Mugabe fiddles as drought shrivels crops

UMZINGWANE - At least 70 percent of crops in Matabeleland South are wilting and reservoir water levels are at their lowest, agriculture experts have said.

Yet President Robert Mugabe’s government has not held a high-level meeting to discuss drought relief for farmers even as the Met Department forecasted — correctly as it turned out — that this season’s rains would fall short.

While Mugabe has declared the drought a national disaster, he faces growing criticism for failing to shield farmers from deepening hardship.

In Matabeleland South, especially Umzingwane, one of the districts most affected by the El-Nino-induced drought, the district only managed to produce three month’s supply of grain, according to an Agriculture Extension system (Agritex) official.

“All the crops that were planted in November, December and early January were a complete right-off, the majority of that crop was a failure,” acting district agriculture extension officer, Thelani Ncube, told journalists during a tour of the district.

“And the crops that were planted in January, we were hoping we would get something from that crop, now it is at temporary wilting stage. Now we forget the rains were short; it’s been 20 days without rain.

“Our estimated production is far, far less than the requirement. If calculated, we are going to have a total cereal production of 2 001 tonnes against a requirement of 6 928, which will only last three-and-a-half months and 10 000 of our people are in trouble.”

Ncube said though smaller grains such as sorghum might have had a chance to survive the drought, most households were sceptical about planting the small grain.

“We have two wards that are farming small grains and from that, we are saying at least they will harvest something, sorghum,” he said.

“The whole district only put 305 hectares of sorghum, out of 15 000 hectares of all our crops. For maize they did 10 635, and of this, we are talking about 70 percent right-off.”

This also comes as the United Nations Children’s Fund  (Unicef) projected that at least 32 000 children in Zimbabwe will have acute malnutrition in 2016 as a result of the drought being experienced in the country.

“As for irrigation, the only irrigation that has done well is Mzingathini, its about 32 hectares and 81 beneficiaries out of a district population of about 62 990, according to ZimVac,” Ncube said.

“The other two irrigation schemes were rehabilitated late and the late crops are not good, the other irrigation schemes are still under rehabilitation with the support of a Brazilian aid (Food For Africa).

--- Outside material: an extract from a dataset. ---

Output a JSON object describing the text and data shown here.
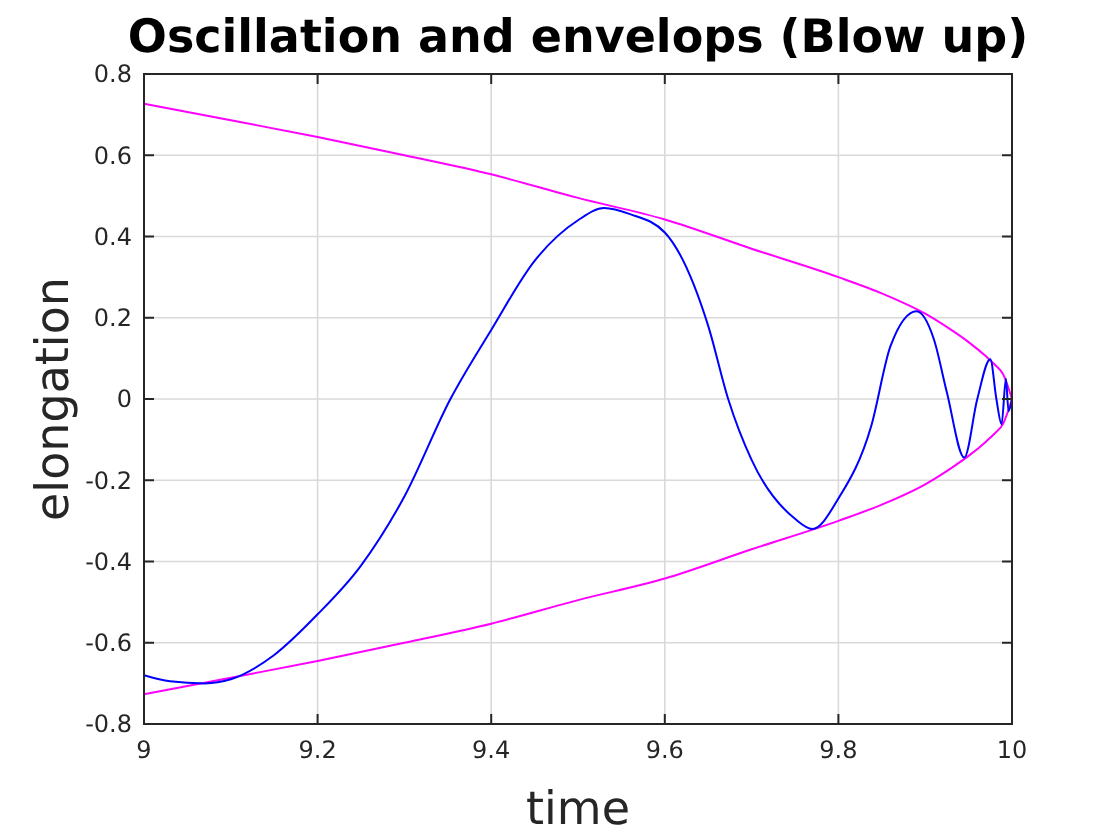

“This year we had a poor start to our rainfall season, the season should be starting around 22 November but this year we had a false start ... followed by a series of dry spells up to January 26, and we thought that it had been over for the year.”

Comments (1)

if my jc geography is anything to by, i think mat south is a typical region 5 whose climatic pattern is well known. how come there is no plan in place to caution the peoples of this area? why are zim authorities always reactionary in their modus operandi?